Last week, I shared with you how a yoga instructor’s admonition “don’t just audit your practice” prompted me to consider how the act of auditing happens in all dimensions of life… including work.
But let’s be honest. Life and energy are in constant flux and flow. It’s only natural that some days we feel more engaged, passionate, and plugged in than others. The problem creeps in when we experience a sustained period of distancing ourselves from work, insulating ourselves from a sense of responsibility and accountability for what happens, and missing a visceral connection to the good, bad, or ugly of the job.
Auditing is a response to a variety of different workplace conditions:
- Being overwhelmed: When people are pulled in too many directions or see before them a mountain of work that exceeds what’s possible, they can’t be present for or energized by it all. Exhaustion (physical and/or mental) leads to self-preservation behaviors as they move into auditing mode.
- Experiencing disappointment: When effort or activities don’t produce the anticipated results, it’s hard for many people to sustain a high level of interest. They may continue to go through the ‘futile’ motions as they move into auditing mode.
- Feeling obligated: Out of a sense of responsibility, employees sometimes beat themselves up with ‘shoulds’. They feel compelled to keep commitments rather than renegotiating expectations as they move into auditing mode.
The choice to audit rather than fully participate is just that: a choice. If you find yourself auditing and want to return to your previous, actively engaged approach to work, you can choose again. Choose to try one of these actions designed to help you reconnect, revitalize, and recommit.
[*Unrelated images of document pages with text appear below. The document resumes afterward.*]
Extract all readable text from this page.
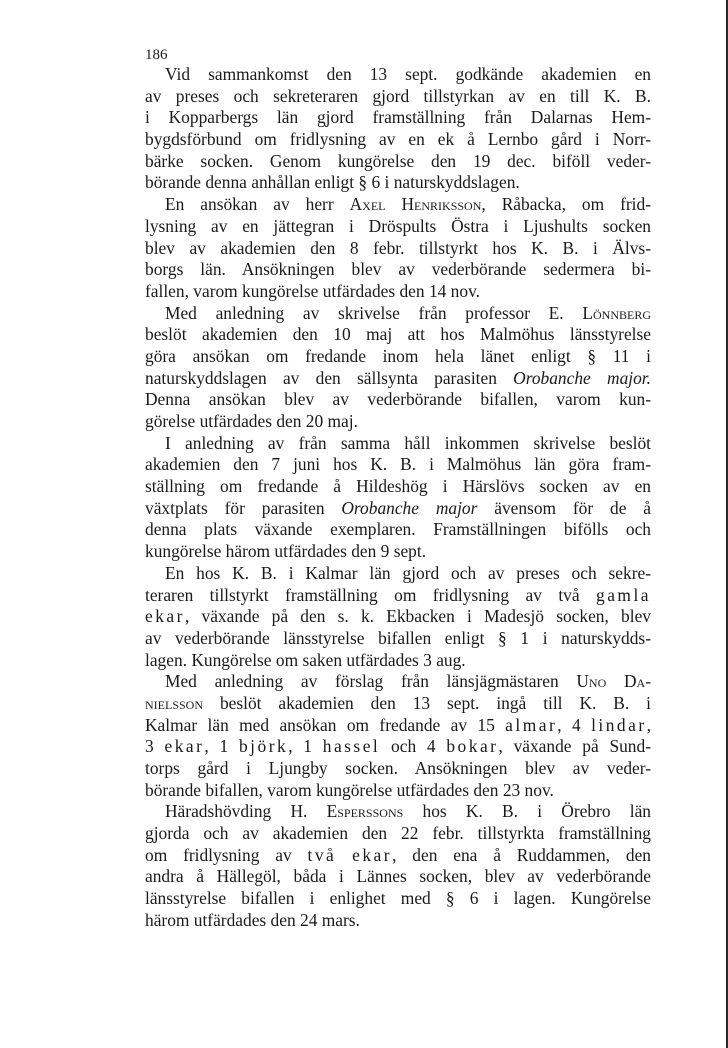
186
Vid sammankomst den 13 sept. godkände akademien en
av preses och sekreteraren gjord tillstyrkan av en till K. B.
i Kopparbergs län gjord framställning från Dalarnas Hem-
bygdsförbund om fridlysning av en ek å Lernbo gård i Norr-
bärke socken. Genom kungörelse den 19 dec. biföll veder-
börande denna anhållan enligt § 6 i naturskyddslagen.
En ansökan av herr Axel Henriksson, Råbacka, om frid-
lysning av en jättegran i Dröspults Östra i Ljushults socken
blev av akademien den 8 febr. tillstyrkt hos K. B. i Älvs-
borgs län. Ansökningen blev av vederbörande sedermera bi-
fallen, varom kungörelse utfärdades den 14 nov.
Med anledning av skrivelse från professor E. Lönnberg
beslöt akademien den 10 maj att hos Malmöhus länsstyrelse
göra ansökan om fredande inom hela länet enligt § 11 i
naturskyddslagen av den sällsynta parasiten Orobanche major.
Denna ansökan blev av vederbörande bifallen, varom kun-
görelse utfärdades den 20 maj.
I anledning av från samma håll inkommen skrivelse beslöt
akademien den 7 juni hos K. B. i Malmöhus län göra fram-
ställning om fredande å Hildeshög i Härslövs socken av en
växtplats för parasiten Orobanche major ävensom för de å
denna plats växande exemplaren. Framställningen bifölls och
kungörelse härom utfärdades den 9 sept.
En hos K. B. i Kalmar län gjord och av preses och sekre-
teraren tillstyrkt framställning om fridlysning av två gamla
ekar, växande på den s. k. Ekbacken i Madesjö socken, blev
av vederbörande länsstyrelse bifallen enligt § 1 i naturskydds-
lagen. Kungörelse om saken utfärdades 3 aug.
Med anledning av förslag från länsjägmästaren Uno Da-
nielsson beslöt akademien den 13 sept. ingå till K. B. i
Kalmar län med ansökan om fredande av 15 almar, 4 lindar,
3 ekar, 1 björk, 1 hassel och 4 bokar, växande på Sund-
torps gård i Ljungby socken. Ansökningen blev av veder-
börande bifallen, varom kungörelse utfärdades den 23 nov.
Häradshövding H. Esperssons hos K. B. i Örebro län
gjorda och av akademien den 22 febr. tillstyrkta framställning
om fridlysning av två ekar, den ena å Ruddammen, den
andra å Hällegöl, båda i Lännes socken, blev av vederbörande
länsstyrelse bifallen i enlighet med § 6 i lagen. Kungörelse
härom utfärdades den 24 mars.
- Diagnose what’s moving you into auditing mode and take any obvious steps to address the causes. Examine and reconsider your workload, feelings about your results, and the ‘shoulds’ that might no longer serve you.
- Take on an entirely new task, duty, or deliverable. Novelty can be a powerful audit-buster.
- Sign up for a high-profile assignment. Doing something risky or scary forces presence and triggers emotions that make it nearly impossible to sit back and disengage.
- Offer to lead an initiative. It’s hard to lead – or for that matter to teach – without activating your own personal commitment to what you’re doing.
- Spend time with a customer or end-user. This is the quickest way to see the bigger picture and remember the value and importance of the work you do.
- Mentor a new employee. Enthusiasm is contagious. See things through someone else’s fresh eyes and remember the excitement and optimism with which you have approached work at other times.
- Take a break from it. Unplug and disconnect completely from the job. Frequently a time to re-charge is all that’s required to appreciate the work and feel energized again.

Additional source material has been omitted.